Computational Approaches to Combinatorial Pharmaceutical Chemistry

John Wendel, Wely Floriano, Barry Olafson, Nagarajan Vaidehi, and William A. Goddard

Materials and Process Simulation Center, Caltech

It is becoming increasingly clear that initiation and regulation of the most fundamental processes in living systems is mediated via the common denominator of phosphorylation. One particular class of the enzymes responsible for actively transferring a phosphate group from ATP to a protein substrate (kinases) has been shown to directly impact cell growth and differentiation. These cyclin dependent kinases (CDKÕ's, as they are called) are currently the focus of many research efforts aimed at using their abnormal levels of activity in tumorigenic cells to combat cancer in affected cells specifically. Due to the very broad role these molecules play in regulating the cell cycle, drugs which alter kinase activity or specificity have become important targets for many pharmaceutical companies and research groups.

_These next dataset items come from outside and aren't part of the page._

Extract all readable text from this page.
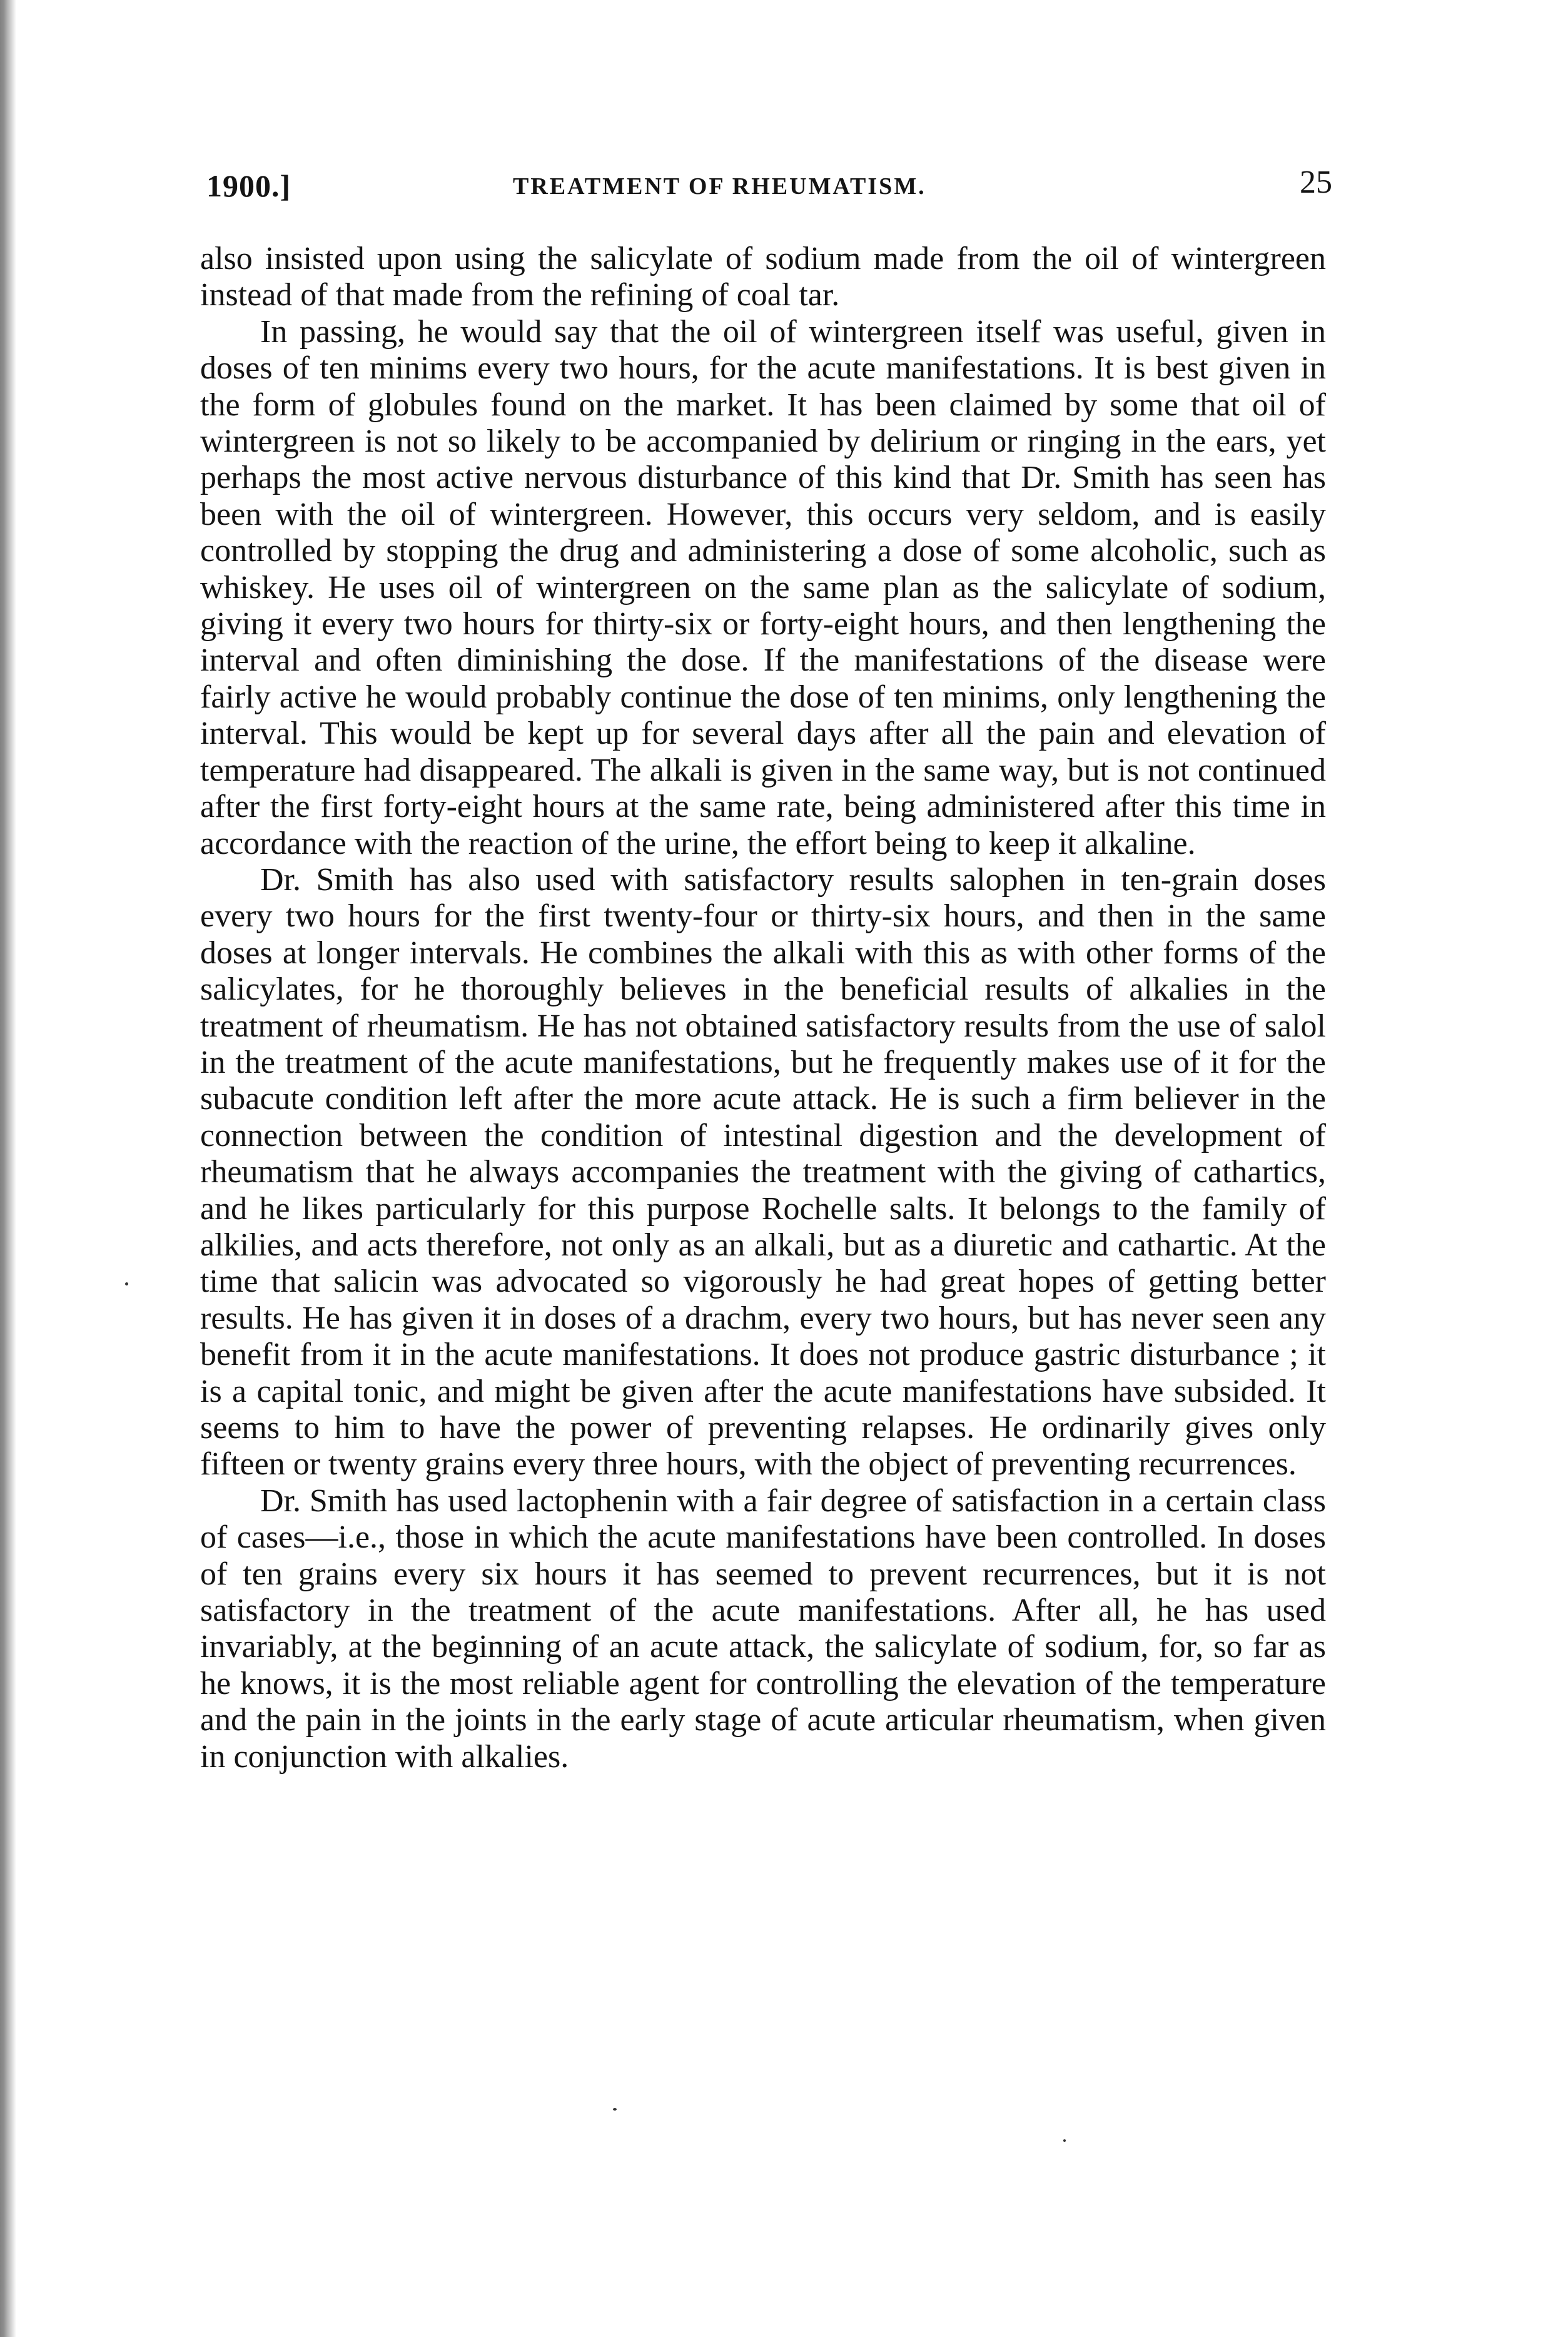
1900.]	TREATMENT OF RHEUMATISM.	25

also insisted upon using the salicylate of sodium made from the oil of wintergreen instead of that made from the refining of coal tar.

In passing, he would say that the oil of wintergreen itself was useful, given in doses of ten minims every two hours, for the acute manifestations. It is best given in the form of globules found on the market. It has been claimed by some that oil of wintergreen is not so likely to be accompanied by delirium or ringing in the ears, yet perhaps the most active nervous disturbance of this kind that Dr. Smith has seen has been with the oil of wintergreen. However, this occurs very seldom, and is easily controlled by stopping the drug and administering a dose of some alcoholic, such as whiskey. He uses oil of wintergreen on the same plan as the salicylate of sodium, giving it every two hours for thirty-six or forty-eight hours, and then lengthening the interval and often diminishing the dose. If the manifestations of the disease were fairly active he would probably continue the dose of ten minims, only lengthening the interval. This would be kept up for several days after all the pain and elevation of temperature had disappeared. The alkali is given in the same way, but is not continued after the first forty-eight hours at the same rate, being administered after this time in accordance with the reaction of the urine, the effort being to keep it alkaline.

Dr. Smith has also used with satisfactory results salophen in ten-grain doses every two hours for the first twenty-four or thirty-six hours, and then in the same doses at longer intervals. He combines the alkali with this as with other forms of the salicylates, for he thoroughly believes in the beneficial results of alkalies in the treatment of rheumatism. He has not obtained satisfactory results from the use of salol in the treatment of the acute manifestations, but he frequently makes use of it for the subacute condition left after the more acute attack. He is such a firm believer in the connection between the condition of intestinal digestion and the development of rheumatism that he always accompanies the treatment with the giving of cathartics, and he likes particularly for this purpose Rochelle salts. It belongs to the family of alkilies, and acts therefore, not only as an alkali, but as a diuretic and cathartic. At the time that salicin was advocated so vigorously he had great hopes of getting better results. He has given it in doses of a drachm, every two hours, but has never seen any benefit from it in the acute manifestations. It does not produce gastric disturbance ; it is a capital tonic, and might be given after the acute manifestations have subsided. It seems to him to have the power of preventing relapses. He ordinarily gives only fifteen or twenty grains every three hours, with the object of preventing recurrences.

Dr. Smith has used lactophenin with a fair degree of satisfaction in a certain class of cases—i.e., those in which the acute manifestations have been controlled. In doses of ten grains every six hours it has seemed to prevent recurrences, but it is not satisfactory in the treatment of the acute manifestations. After all, he has used invariably, at the beginning of an acute attack, the salicylate of sodium, for, so far as he knows, it is the most reliable agent for controlling the elevation of the temperature and the pain in the joints in the early stage of acute articular rheumatism, when given in conjunction with alkalies.
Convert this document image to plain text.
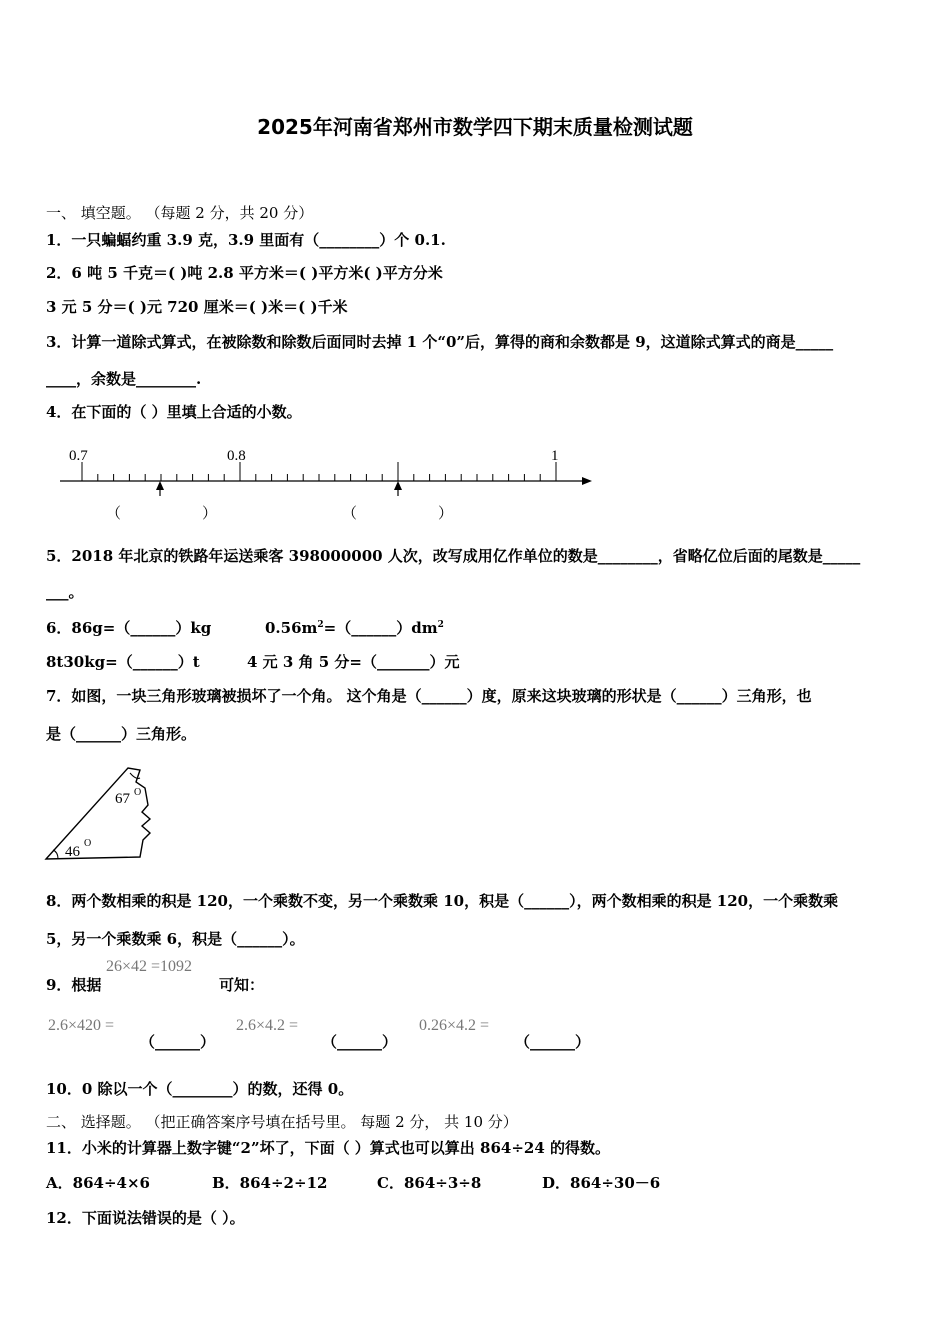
2025年河南省郑州市数学四下期末质量检测试题
一、 填空题。 （每题 2 分，共 20 分）
1．一只蝙蝠约重 3.9 克，3.9 里面有（________）个 0.1.
2．6 吨 5 千克＝( )吨 2.8 平方米＝( )平方米( )平方分米
3 元 5 分＝( )元 720 厘米＝( )米＝( )千米
3．计算一道除式算式，在被除数和除数后面同时去掉 1 个“0”后，算得的商和余数都是 9，这道除式算式的商是_____
____，余数是________.
4．在下面的（ ）里填上合适的小数。
0.7	0.8	1
（	）	（	）
5．2018 年北京的铁路年运送乘客 398000000 人次，改写成用亿作单位的数是________，省略亿位后面的尾数是_____
___。
6．86g=（______）kg	$0.56m^2=(\_\_\_\_\_\_)dm^2$
8t30kg=（______）t	4 元 3 角 5 分=（_______）元
7．如图，一块三角形玻璃被损坏了一个角。 这个角是（______）度，原来这块玻璃的形状是（______）三角形，也
是（______）三角形。
67 O
46
O
8．两个数相乘的积是 120，一个乘数不变，另一个乘数乘 10，积是（______），两个数相乘的积是 120，一个乘数乘
5，另一个乘数乘 6，积是（______）。
9．根据
26×42 =1092
可知：
2.6×420 =
（______）
2.6×4.2 =
（______）
0.26×4.2 =
（______）
10．0 除以一个（________）的数，还得 0。
二、 选择题。 （把正确答案序号填在括号里。 每题 2 分， 共 10 分）
11．小米的计算器上数字键“2”坏了，下面（ ）算式也可以算出 864÷24 的得数。
A．864÷4×6	B．864÷2÷12	C．864÷3÷8	D．864÷30－6
12．下面说法错误的是（ ）。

At the MSC, we have been perfecting a methodology based on first principles molecular mechanics of docking potential ligands to binding pockets in proteins to predict the possible efficacy of such ligands on altering protein activity. Recently, our computational tools have been implemented with great success in modeling the efficacy of a series of ligands for the olfactory receptor in excellent agreement with experiment. We are currently in the process of bringing these computational tools to bear on the design of drugs aimed at the CDK receptor. Working closely with Sheng Ding and Peter Schultz at Scripps Institute, we are in the process of designing a streamlined protocol for computationally generating and filtering thousands of possible lead structures down to a few which merit follow-up using experimental means. We expect that our approach of computationally generating small molecule libraries for fast searching before invoking tedious experimental techniques will provide a major advance for streamlining drug design on a very broad base in the pharmaceutical industry.